Das Wort ist der Phallus des Geistes. Gottfried Benn (2019)
Warum haben die Gesellschaften im Raum Odessa so viele musikalische Hochleister hervorgebracht? Einer von ihnen, der Pianist Arthur Rubinstein, antwortete, das liege an der dortigen Erziehungsmethode. Besonders Vorschulkinder übten an einem Instrument nur dann ausdauernd und mit Leidenschaft, wenn ihnen dafür die ersehnte Belohnung möglichst unmittelbar gewährt werde. Für sie heiße Belohnung für die Mühsal des Übens die Aussicht auf den unmittelbaren Genuss von Schokolade. Das dürfte auch anderenorts so sein, aber in Odessa erklärten die Musiklehrer den Übenden, dass sie die Belohnung unendlich steigern könnten, wenn sie, statt die Schokolade in wenigen Minuten zu verschlingen, um sich dann wieder nach neuer Schokolade zu sehnen, sich vorstellten, wie sie Schokolade genießen; denn die Vorstellung des Genießens halte unendlich viel länger an als jedes tatsächliche Verzehren der ersehnten Süßigkeit.
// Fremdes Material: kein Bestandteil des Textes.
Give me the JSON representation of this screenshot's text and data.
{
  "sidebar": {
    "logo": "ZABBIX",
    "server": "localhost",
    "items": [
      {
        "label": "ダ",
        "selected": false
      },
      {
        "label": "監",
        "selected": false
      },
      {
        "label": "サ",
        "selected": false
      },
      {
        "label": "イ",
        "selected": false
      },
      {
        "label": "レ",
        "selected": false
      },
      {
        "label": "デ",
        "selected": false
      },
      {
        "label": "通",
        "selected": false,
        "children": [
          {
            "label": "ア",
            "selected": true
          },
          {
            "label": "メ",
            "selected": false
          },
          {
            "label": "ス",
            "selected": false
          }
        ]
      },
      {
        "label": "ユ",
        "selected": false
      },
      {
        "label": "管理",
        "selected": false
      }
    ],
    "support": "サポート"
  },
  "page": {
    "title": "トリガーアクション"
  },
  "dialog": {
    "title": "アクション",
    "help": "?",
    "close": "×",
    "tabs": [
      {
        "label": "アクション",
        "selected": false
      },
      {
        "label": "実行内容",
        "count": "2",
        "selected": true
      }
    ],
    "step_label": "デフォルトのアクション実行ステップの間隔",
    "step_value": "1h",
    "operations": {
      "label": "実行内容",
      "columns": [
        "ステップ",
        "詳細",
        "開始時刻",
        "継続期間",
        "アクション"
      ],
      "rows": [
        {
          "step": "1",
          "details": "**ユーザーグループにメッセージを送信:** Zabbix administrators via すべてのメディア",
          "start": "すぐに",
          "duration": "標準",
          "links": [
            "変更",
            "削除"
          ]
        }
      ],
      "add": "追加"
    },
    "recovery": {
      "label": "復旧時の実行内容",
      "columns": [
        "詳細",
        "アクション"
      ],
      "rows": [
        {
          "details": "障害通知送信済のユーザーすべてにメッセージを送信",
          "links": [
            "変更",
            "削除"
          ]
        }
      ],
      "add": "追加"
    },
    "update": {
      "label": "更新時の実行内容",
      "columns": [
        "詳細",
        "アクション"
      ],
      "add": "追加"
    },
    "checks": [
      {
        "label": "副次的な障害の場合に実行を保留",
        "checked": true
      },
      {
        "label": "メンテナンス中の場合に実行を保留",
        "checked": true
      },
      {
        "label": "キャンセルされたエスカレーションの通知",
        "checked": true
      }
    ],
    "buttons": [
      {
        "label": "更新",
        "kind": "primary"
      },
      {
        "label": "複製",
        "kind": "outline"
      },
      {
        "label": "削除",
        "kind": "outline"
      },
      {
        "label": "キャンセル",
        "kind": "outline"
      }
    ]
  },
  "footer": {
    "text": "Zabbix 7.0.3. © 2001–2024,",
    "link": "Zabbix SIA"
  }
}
Was Rubinstein da aus eigener Erfahrung als leistungssteigerndes Prinzip darstellt, gilt universell als pornografische Transzendenz, zu deutsch Selbsterregung durch intrapsychische Aktivität, z. B. durch das Vorstellen. Die Konfrontation mit einem realen Attraktor ist in hohem Maße bedingt (das eben bezeichnet Realität) und deswegen weniger effektiv. Die Simulation erhöht die Wirksamkeit des Attraktors ganz entscheidend, weshalb eben pornografische Simulation einen höheren und länger andauernden, weil angstfreieren Effekt als eine Realkonfrontation bietet.
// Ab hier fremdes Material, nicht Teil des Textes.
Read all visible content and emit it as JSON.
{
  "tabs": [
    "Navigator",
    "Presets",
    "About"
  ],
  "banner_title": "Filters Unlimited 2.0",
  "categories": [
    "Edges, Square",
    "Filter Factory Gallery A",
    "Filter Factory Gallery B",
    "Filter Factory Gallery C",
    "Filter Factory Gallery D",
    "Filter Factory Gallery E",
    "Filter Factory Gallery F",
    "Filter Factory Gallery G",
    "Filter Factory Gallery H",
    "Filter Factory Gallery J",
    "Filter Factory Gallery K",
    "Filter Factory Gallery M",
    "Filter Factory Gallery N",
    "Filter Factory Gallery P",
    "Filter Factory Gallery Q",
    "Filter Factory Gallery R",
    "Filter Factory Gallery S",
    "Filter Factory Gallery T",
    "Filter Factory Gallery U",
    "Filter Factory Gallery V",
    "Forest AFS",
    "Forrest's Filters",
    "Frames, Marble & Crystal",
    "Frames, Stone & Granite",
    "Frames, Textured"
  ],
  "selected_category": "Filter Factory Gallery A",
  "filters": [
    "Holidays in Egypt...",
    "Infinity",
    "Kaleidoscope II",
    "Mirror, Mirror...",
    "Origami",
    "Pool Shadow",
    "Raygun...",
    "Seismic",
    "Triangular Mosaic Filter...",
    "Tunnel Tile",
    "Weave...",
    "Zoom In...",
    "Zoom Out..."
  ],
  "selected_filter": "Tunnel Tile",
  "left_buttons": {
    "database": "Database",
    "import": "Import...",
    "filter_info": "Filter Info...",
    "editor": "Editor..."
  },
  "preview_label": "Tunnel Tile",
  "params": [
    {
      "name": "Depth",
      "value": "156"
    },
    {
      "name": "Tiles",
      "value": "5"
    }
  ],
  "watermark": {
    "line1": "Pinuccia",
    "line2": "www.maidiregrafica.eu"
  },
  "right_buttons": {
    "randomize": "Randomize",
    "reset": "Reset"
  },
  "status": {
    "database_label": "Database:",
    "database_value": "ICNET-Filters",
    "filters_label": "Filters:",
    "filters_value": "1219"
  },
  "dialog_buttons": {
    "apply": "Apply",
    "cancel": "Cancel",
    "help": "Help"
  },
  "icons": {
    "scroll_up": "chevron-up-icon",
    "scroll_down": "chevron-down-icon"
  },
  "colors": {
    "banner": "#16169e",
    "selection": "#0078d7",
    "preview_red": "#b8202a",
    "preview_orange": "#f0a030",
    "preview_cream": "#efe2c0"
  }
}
Evolutionär hat sich die pornografische Simulation in den Jagdgemeinschaften schon vor hunderttausend Jahren ausgebildet – zur Meisterschaft gediehen in den Höhlenmalereien der Jungsteinzeit. Die Orientierung auf eine potentielle Beute während der stundenlangen Jagden dauerte sehr viel länger als die jeweilige Realkonfrontation mit der Beute. In der Vorbereitungsperiode konnte aber die Koordination, vor allem das Aufrechterhalten der Handlungsintensität nur durch extrem starke intrapsychische Orientierung auf die Vorstellung der Jagdbeute erreicht werden.
Man tritt Glaubensüberzeugten wohl nicht zu nahe, wenn man ihren theologischen Exegeten vorschlägt, die sensationelle Eröffnung des Johannes-Evangeliums einerseits aus der Tradition des Kratylos-Dialogs von Platon und andererseits aus der Neuropsychologie der simulierten Transzendenz heraus zu verstehen. Natürlich kann man sagen, dass die Gegebenheiten unserer Lebensumgebung erst dadurch für uns bedeutsam werden, dass wir sie durch Benennung unterscheidbar werden lassen; dass aber die Namensgebung nur eine Adressierung für die Erfahrung im Umgang mit den Dingen ist, vor allem natürlich, wenn sie unsere Handlungsintention zu stören vermögen, also für uns gefährlich werden können. Dann erweitert sich der Name zu einem Vorstellungsbild, das vor allem wirksam wird, wenn wir den gefährlichen Sachverhalten aus dem Weg gehen wollen. Dieses Agieren mit Vorstellungsbildern anstelle der Realkonfrontation in gefährlichen Objektkonstellationen nennt man Bewusstseinsbildung. Sie ist die erfolgreichste Optimierungsstrategie für Handeln, weil sie den Wirklichkeitssinn (dort droht Gefahr) durch den Möglichkeitssinn (so ließe sich die Gefahr verringern) erweitert.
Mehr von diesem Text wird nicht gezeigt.